A company should keep written minutes of each board meeting, which are customarily drafted by counsel. While there is no required format, board minutes typically track the agenda of the meeting and should include:
- the date, time and place of the meeting;
- the people in attendance;
- a statement that a quorum of directors was present;
- the general topics discussed by the board; and
- the actions taken and matters approved by the board.
It is important to keep in mind that the most likely audiences for the minutes are potential investors and acquirers during the course of due diligence and/or litigants. As such, the minutes should accurately memorialize the topics discussed by the board at a high-level but should not include sensitive information that may not be appropriate or desirable to disclose to third parties.
Required Board Approvals
As a general rule, the board of directors should approve any material action or transaction that is outside the ordinary course of business.

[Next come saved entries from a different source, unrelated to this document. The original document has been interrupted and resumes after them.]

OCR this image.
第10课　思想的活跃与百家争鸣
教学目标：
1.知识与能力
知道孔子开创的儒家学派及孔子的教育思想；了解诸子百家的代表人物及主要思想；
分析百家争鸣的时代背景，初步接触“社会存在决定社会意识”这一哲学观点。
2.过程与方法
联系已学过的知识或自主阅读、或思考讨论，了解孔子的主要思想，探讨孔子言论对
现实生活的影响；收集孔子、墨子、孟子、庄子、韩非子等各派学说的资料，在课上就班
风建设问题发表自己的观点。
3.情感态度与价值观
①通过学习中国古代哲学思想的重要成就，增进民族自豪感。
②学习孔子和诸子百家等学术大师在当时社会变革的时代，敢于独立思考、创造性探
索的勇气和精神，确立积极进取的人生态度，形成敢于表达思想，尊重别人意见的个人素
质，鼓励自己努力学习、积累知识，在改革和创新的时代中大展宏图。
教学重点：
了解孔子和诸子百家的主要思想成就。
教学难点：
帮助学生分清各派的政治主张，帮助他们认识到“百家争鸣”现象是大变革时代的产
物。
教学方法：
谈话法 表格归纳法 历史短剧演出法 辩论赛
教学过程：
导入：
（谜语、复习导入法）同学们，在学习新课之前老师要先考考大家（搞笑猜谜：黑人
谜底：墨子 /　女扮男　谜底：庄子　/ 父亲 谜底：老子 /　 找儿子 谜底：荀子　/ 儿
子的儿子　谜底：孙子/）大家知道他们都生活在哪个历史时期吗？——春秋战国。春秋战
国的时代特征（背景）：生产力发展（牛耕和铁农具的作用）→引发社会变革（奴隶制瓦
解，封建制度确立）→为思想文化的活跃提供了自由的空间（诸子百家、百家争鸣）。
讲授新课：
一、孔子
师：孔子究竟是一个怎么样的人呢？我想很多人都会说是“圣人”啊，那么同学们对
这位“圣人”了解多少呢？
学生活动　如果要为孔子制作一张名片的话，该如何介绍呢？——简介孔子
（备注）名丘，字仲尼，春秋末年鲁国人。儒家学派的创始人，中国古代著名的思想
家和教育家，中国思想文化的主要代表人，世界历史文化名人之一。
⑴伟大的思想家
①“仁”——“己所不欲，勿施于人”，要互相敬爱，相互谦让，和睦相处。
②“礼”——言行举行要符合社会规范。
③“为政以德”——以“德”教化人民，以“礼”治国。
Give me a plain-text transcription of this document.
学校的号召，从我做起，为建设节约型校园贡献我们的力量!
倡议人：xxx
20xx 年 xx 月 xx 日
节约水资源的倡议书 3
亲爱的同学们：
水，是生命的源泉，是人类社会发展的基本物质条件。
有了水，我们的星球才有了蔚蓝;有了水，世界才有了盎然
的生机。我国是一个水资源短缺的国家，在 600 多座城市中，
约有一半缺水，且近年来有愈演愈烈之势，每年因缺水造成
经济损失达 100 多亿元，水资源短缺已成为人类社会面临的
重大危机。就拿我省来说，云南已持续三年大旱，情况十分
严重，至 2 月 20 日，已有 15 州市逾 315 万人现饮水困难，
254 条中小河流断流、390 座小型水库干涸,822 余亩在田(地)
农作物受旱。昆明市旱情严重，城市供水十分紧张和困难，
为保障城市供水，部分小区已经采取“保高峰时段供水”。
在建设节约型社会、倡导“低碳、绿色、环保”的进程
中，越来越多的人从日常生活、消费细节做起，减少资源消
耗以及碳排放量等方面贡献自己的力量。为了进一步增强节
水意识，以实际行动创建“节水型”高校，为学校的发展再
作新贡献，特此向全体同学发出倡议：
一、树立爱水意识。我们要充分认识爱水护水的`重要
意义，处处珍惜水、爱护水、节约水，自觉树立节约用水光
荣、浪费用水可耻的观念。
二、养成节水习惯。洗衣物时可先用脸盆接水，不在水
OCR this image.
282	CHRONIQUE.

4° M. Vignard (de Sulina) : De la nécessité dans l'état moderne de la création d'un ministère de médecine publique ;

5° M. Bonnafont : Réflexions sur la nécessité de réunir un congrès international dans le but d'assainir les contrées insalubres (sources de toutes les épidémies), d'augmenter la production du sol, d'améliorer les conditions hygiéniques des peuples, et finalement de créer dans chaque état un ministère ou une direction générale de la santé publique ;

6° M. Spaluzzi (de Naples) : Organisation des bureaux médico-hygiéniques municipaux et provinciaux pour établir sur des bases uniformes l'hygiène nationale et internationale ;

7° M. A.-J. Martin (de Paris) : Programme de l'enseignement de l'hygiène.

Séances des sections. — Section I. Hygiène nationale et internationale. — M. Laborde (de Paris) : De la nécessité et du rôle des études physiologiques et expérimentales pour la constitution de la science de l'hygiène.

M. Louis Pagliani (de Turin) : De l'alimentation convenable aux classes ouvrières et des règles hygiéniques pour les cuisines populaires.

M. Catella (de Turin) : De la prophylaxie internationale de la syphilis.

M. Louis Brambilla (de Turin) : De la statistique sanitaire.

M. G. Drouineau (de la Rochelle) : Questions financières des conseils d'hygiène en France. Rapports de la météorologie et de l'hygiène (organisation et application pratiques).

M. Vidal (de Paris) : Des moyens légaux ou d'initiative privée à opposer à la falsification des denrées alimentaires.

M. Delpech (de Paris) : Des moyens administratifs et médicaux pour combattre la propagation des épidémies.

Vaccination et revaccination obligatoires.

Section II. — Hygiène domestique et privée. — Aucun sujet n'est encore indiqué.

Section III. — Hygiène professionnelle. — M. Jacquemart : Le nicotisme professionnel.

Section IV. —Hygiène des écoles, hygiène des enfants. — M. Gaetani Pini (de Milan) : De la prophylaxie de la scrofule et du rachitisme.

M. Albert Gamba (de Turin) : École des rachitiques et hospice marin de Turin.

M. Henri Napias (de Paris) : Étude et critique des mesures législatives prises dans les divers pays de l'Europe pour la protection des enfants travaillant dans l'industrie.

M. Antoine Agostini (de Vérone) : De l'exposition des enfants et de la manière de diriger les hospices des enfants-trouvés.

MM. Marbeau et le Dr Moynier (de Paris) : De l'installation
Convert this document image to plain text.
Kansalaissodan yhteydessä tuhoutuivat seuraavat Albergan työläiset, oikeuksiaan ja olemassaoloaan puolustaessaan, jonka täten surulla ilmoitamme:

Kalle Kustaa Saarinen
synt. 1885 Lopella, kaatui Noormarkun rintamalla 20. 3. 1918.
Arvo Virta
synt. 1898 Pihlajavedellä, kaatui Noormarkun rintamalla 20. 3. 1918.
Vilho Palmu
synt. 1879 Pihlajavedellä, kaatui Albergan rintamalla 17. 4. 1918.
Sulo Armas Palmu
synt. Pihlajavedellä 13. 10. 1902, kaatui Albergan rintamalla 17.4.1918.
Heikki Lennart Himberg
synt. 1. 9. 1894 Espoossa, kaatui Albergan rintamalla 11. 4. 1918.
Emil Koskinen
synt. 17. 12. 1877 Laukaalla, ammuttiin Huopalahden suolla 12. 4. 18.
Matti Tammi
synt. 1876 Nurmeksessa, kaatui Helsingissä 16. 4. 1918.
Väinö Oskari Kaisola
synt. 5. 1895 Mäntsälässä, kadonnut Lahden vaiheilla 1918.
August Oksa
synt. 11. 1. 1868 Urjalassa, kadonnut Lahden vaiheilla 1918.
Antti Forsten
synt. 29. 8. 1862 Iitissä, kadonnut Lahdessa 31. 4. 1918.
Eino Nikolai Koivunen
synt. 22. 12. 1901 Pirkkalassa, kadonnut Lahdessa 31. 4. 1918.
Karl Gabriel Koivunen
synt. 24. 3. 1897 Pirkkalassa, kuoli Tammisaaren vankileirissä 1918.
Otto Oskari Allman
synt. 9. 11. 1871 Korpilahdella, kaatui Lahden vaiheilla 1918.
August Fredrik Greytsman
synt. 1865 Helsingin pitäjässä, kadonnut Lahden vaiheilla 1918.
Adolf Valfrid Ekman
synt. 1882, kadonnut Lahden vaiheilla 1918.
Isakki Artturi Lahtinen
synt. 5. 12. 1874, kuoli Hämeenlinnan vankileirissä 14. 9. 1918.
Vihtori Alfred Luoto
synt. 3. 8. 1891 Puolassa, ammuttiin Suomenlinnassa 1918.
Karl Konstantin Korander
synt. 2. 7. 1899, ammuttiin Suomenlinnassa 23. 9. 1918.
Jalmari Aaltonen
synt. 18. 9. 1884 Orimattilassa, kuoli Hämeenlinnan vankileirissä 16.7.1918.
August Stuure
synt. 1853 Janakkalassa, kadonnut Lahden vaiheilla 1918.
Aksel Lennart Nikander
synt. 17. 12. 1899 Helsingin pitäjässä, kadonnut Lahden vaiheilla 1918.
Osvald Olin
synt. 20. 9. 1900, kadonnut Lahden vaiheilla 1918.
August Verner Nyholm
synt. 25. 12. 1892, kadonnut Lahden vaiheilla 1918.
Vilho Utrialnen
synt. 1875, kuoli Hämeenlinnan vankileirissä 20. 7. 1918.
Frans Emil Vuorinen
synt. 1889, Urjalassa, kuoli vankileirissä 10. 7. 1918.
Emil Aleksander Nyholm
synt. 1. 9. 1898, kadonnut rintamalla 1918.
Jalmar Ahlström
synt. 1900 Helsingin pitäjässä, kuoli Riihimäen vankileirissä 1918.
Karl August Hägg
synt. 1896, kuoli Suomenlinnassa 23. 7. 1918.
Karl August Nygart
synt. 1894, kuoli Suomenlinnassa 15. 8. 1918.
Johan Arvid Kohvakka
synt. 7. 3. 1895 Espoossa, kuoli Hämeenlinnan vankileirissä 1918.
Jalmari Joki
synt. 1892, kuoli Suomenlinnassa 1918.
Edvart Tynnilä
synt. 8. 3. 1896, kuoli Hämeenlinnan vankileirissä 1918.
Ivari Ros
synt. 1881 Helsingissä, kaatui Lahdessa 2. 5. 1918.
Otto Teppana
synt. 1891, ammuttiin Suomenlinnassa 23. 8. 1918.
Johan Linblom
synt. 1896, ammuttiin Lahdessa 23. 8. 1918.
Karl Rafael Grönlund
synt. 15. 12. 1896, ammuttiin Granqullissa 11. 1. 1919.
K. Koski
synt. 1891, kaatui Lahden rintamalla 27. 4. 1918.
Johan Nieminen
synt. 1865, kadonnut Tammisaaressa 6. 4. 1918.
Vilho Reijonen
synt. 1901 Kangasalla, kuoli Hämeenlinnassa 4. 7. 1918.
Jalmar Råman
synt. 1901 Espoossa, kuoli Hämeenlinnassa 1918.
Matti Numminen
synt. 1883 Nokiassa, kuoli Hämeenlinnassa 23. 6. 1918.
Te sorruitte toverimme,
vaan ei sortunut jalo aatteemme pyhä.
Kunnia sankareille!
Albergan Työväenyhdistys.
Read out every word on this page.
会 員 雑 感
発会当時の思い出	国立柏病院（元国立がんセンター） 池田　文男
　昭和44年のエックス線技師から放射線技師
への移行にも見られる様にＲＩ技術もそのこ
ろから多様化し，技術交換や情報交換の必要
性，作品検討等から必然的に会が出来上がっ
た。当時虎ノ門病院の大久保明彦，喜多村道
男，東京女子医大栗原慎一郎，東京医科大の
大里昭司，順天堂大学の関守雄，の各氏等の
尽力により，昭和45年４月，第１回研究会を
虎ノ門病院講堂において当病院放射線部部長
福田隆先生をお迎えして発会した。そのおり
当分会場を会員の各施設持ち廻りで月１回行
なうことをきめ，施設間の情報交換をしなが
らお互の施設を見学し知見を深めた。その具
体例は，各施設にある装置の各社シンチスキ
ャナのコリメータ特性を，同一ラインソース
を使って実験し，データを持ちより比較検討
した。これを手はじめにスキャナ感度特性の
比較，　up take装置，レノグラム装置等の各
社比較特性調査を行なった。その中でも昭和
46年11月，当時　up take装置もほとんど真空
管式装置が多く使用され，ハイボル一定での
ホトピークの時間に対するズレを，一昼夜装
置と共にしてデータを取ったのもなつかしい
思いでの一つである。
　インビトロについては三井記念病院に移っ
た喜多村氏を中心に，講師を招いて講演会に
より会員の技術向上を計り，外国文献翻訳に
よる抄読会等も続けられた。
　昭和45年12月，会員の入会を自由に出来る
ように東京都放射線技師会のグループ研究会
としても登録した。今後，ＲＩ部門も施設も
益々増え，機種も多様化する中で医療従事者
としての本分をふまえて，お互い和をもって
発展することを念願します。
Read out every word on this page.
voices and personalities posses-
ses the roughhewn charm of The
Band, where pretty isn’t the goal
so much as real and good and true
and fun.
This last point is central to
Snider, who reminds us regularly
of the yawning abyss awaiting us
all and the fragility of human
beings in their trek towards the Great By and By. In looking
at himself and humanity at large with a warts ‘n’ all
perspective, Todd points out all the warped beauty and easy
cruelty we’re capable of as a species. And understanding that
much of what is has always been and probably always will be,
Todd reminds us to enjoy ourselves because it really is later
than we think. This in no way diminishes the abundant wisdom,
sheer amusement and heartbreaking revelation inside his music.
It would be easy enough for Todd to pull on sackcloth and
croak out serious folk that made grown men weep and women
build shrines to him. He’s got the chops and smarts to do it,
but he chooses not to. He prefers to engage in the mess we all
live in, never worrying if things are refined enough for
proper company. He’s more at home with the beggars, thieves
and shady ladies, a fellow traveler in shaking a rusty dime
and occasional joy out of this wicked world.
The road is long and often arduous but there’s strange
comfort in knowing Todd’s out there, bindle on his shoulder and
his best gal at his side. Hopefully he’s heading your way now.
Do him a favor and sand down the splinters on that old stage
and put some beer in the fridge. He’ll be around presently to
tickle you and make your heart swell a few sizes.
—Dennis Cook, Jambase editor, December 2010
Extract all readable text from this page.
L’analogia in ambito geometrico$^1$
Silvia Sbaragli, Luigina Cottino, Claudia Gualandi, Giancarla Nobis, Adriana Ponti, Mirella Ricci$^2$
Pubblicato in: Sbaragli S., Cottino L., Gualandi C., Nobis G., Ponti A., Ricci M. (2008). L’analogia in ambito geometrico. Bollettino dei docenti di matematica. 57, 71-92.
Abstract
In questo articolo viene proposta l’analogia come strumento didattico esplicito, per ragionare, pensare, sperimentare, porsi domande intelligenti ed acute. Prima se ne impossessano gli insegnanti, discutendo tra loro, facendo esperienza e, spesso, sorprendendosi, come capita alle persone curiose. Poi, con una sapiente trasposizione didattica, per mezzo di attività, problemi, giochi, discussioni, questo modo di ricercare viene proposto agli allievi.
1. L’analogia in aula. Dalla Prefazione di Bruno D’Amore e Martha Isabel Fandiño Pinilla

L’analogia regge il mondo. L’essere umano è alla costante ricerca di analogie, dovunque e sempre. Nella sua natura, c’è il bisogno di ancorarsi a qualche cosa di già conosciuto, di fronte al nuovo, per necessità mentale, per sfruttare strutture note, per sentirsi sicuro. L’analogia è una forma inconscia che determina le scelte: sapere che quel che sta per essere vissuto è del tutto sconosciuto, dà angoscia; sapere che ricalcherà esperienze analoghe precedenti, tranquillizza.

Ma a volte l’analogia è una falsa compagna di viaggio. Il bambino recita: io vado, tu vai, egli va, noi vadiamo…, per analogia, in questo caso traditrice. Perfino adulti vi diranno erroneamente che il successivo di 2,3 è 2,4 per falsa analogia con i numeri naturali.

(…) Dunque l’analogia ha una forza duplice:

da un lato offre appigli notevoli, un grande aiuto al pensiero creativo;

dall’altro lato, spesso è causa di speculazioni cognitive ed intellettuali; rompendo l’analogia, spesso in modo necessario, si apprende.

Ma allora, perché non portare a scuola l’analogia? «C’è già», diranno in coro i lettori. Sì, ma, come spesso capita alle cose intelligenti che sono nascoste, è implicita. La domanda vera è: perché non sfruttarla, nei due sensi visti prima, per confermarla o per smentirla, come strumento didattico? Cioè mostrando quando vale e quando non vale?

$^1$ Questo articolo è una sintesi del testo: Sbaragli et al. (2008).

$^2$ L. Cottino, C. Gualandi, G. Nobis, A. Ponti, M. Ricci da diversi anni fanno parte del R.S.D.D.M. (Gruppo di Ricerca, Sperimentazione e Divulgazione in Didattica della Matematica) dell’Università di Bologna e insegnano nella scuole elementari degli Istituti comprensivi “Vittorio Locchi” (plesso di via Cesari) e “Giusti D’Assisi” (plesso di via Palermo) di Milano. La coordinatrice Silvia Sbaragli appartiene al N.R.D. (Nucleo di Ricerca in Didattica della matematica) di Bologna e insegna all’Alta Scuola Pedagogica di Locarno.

Examples of matters that require board approval are:
- election of corporate officers;
- amendments to governing documents;
- issuances of equity securities, including all option grants;
- sales or other dispositions of material assets;
- corporate borrowing and lending; and
- a sale of the company or any other transaction resulting in a change of control.
Learn more about board approvals in our article What Decisions Need Approval From Your Board of Directors?
Good recordkeeping will save you time and money
Good recordkeeping practices help to reduce the risk of potential liability due to failure to observe corporate formalities. In addition, good recordkeeping practices facilitate a smooth due diligence process with potential investors or acquirers. Good corporate records inspire confidence; sloppy corporate records undermine it. Some of the records that you will want to make sure you prepare on a timely basis and retain in the company’s files include, among others:
- minutes of each meeting of the board of directors, each committee of the board of directors, and stockholders;
- actions by written consent taken by the board (which must be unanimous in Delaware and California) and by stockholders in lieu of a meeting;
- an up-to-date stock ledger, option ledger and capitalization table;
- income, sales, employment and other tax returns;
- payroll records;
- permits and governmental filings; and
- all agreements to which the company is a party, including leases, loan agreements, intellectual property licenses, commercial agreements, employment agreements, employee proprietary information agreements, stock purchase agreements, option agreements, etc.
Many venture-backed companies now maintain company records in an electronic dataroom. In addition to providing both management and counsel with easy access to the documents, a dataroom is also an efficient tool to use for due diligence purposes.